This week we are delving into one of the classic and basic pieces of pork, the tenderloin. This recipe is a combination of my own family recipe for pork tenderloin, along with a fantastic root beer glaze and tasso-cabbage hash that can be found in the previously mentioned Abita Brewing cookbook, Cooking Louisiana True.
The basic idea for cooking the pork tenderloin is a simple dry rub followed by throwing it on the grill to cook it and then slathering it in a root beer glaze. Because my apartment complex does not believe in allowing grills, I roasted the pork tenderloin at 375 degrees for about 50 minutes.

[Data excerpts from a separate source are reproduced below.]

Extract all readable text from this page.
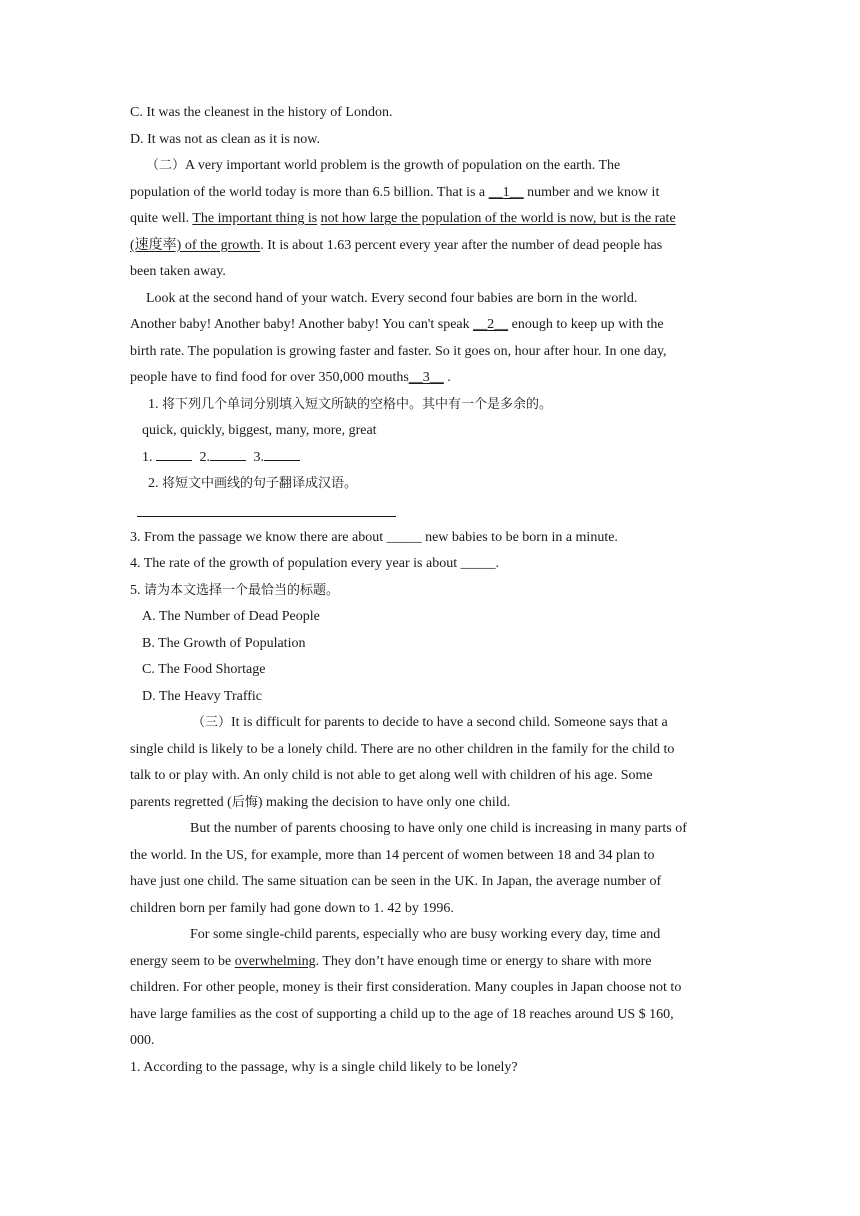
C. It was the cleanest in the history of London.

D. It was not as clean as it is now.

（二）A very important world problem is the growth of population on the earth. The

population of the world today is more than 6.5 billion. That is a __1__ number and we know it

quite well. The important thing is not how large the population of the world is now, but is the rate

(速度率) of the growth. It is about 1.63 percent every year after the number of dead people has

been taken away.

Look at the second hand of your watch. Every second four babies are born in the world.

Another baby! Another baby! Another baby! You can't speak __2__ enough to keep up with the

birth rate. The population is growing faster and faster. So it goes on, hour after hour. In one day,

people have to find food for over 350,000 mouths__3__ .

1. 将下列几个单词分别填入短文所缺的空格中。其中有一个是多余的。

quick, quickly, biggest, many, more, great

1.	2.	3.

2. 将短文中画线的句子翻译成汉语。

3. From the passage we know there are about _____ new babies to be born in a minute.

4. The rate of the growth of population every year is about _____.

5. 请为本文选择一个最恰当的标题。

A. The Number of Dead People

B. The Growth of Population

C. The Food Shortage

D. The Heavy Traffic

（三）It is difficult for parents to decide to have a second child. Someone says that a

single child is likely to be a lonely child. There are no other children in the family for the child to

talk to or play with. An only child is not able to get along well with children of his age. Some

parents regretted (后悔) making the decision to have only one child.

But the number of parents choosing to have only one child is increasing in many parts of

the world. In the US, for example, more than 14 percent of women between 18 and 34 plan to

have just one child. The same situation can be seen in the UK. In Japan, the average number of

children born per family had gone down to 1. 42 by 1996.

For some single-child parents, especially who are busy working every day, time and

energy seem to be overwhelming. They don’t have enough time or energy to share with more

children. For other people, money is their first consideration. Many couples in Japan choose not to

have large families as the cost of supporting a child up to the age of 18 reaches around US $ 160,

000.

1. According to the passage, why is a single child likely to be lonely?
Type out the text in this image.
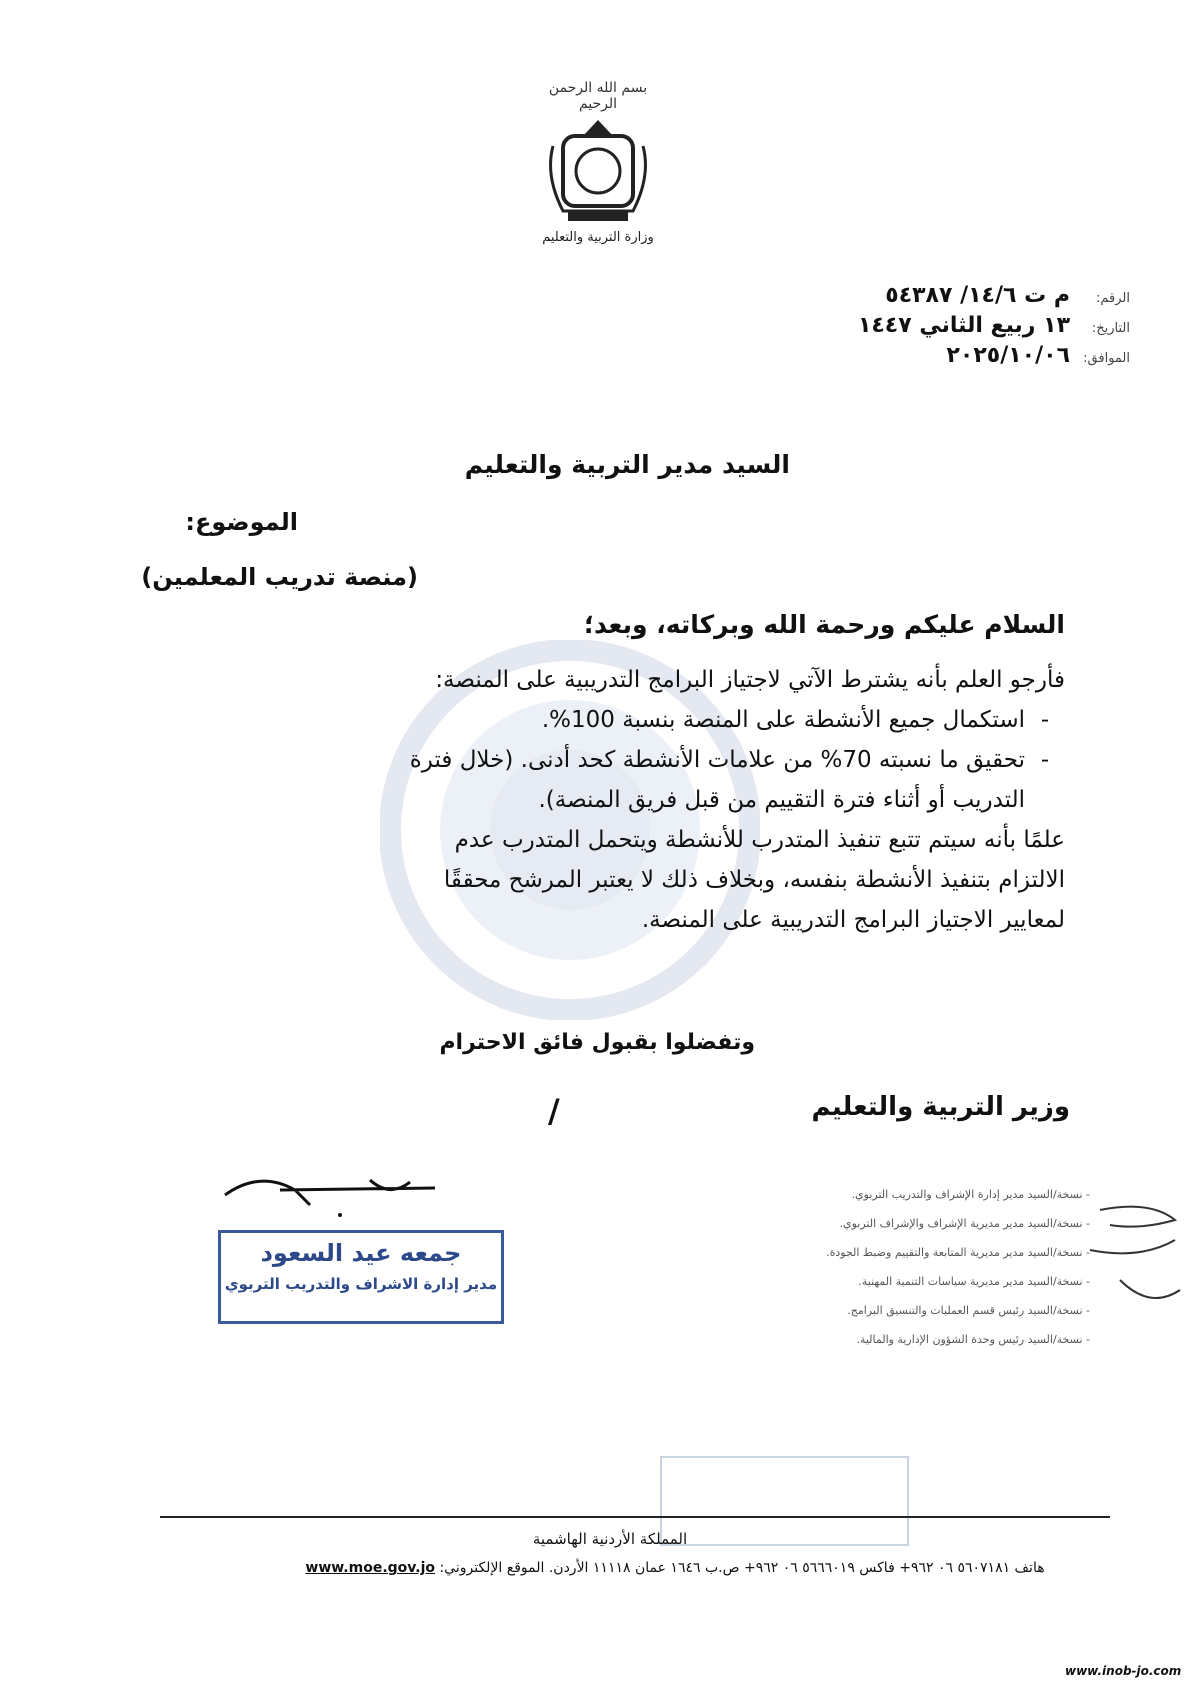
بسم الله الرحمن الرحيم
وزارة التربية والتعليم
الرقم:
م ت ١٤/٦/ ٥٤٣٨٧
التاريخ:
١٣ ربيع الثاني ١٤٤٧
الموافق:
٢٠٢٥/١٠/٠٦
السيد مدير التربية والتعليم
الموضوع:
(منصة تدريب المعلمين)
السلام عليكم ورحمة الله وبركاته، وبعد؛

فأرجو العلم بأنه يشترط الآتي لاجتياز البرامج التدريبية على المنصة:

-
استكمال جميع الأنشطة على المنصة بنسبة 100%.
-
تحقيق ما نسبته 70% من علامات الأنشطة كحد أدنى. (خلال فترة

التدريب أو أثناء فترة التقييم من قبل فريق المنصة).

علمًا بأنه سيتم تتبع تنفيذ المتدرب للأنشطة ويتحمل المتدرب عدم

الالتزام بتنفيذ الأنشطة بنفسه، وبخلاف ذلك لا يعتبر المرشح محققًا

لمعايير الاجتياز البرامج التدريبية على المنصة.

وتفضلوا بقبول فائق الاحترام
وزير التربية والتعليم
/
جمعه عيد السعود
مدير إدارة الاشراف والتدريب التربوي
- نسخة/السيد مدير إدارة الإشراف والتدريب التربوي.
- نسخة/السيد مدير مديرية الإشراف والإشراف التربوي.
- نسخة/السيد مدير مديرية المتابعة والتقييم وضبط الجودة.
- نسخة/السيد مدير مديرية سياسات التنمية المهنية.
- نسخة/السيد رئيس قسم العمليات والتنسيق البرامج.
- نسخة/السيد رئيس وحدة الشؤون الإدارية والمالية.
المملكة الأردنية الهاشمية
هاتف ٥٦٠٧١٨١ ٠٦ ٩٦٢+ فاكس ٥٦٦٦٠١٩ ٠٦ ٩٦٢+ ص.ب ١٦٤٦ عمان ١١١١٨ الأردن. الموقع الإلكتروني: www.moe.gov.jo
www.inob-jo.com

Everything turned out pretty well.
Also, the tasso ham may be difficult to get for most folks, check your local butcher over the grocery store for the best chance at finding it. If you have to you can substitute some smoked ham or even smoked sausage in a pinch.
1 pork tenderloin
2 tsp Paprika
1 tsp Cumin
1 tsp Salt
1 tsp Black Pepper
1 tsp Garlic Powder
1 tsp Red Pepper
2 12oz bottles of Root Beer
3 Idaho potatoes
1/2 White Onion
1 Red Bell Pepper
8 oz Tasso Ham
1 Head Green Cabbage
1 cup fresh Parsley
1. Pour the Root Beer into a pot and bring it to a boil over medium-high heat. Reduce to medium heat and simmer until reduced to a syrupy consistency.
2. Heat a skillet to medium heat and place a small drizzle oil in it. Once hot, sear each side of the pork tenderloin. This will help keep the dry rub on the pork during the cooking process and create a nice crust.
3. Mix the paprika, salt, pepper, garlic powder, and red pepper in a bowl. Coat the pork tenderloin with the rub.
4. Place the pork on the grill and cook until done. Make sure you don't over cook the pork or it will become too dry.
5. Peel and cube the potatoes and place on a baking sheet. Cook in the oven at 350 degrees for 40 minutes or until the potatoes are cooked.
6. In a skillet heat 1 tablespoon of oil. Add the chopped onions and bell peppers and cook until caramelized.
7. Add the tasso and cabbage and cook for 5 minutes.
8. Add the cooked potatoes and parsley and cook for another 2 minutes. Season to taste with salt and pepper.
9. Serve by placing the potato has on the plate and covering it with pork slices. Ladle some of the root beer glaze on top.
This tasted fantastic. The root beer helped dull a bit of the kick from the dry rub, but you could still taste the spices. Feel free to use your favorite dry rub on the pork instead. You can also deep fry the potatoes but I was attempting to eat a little healthier here.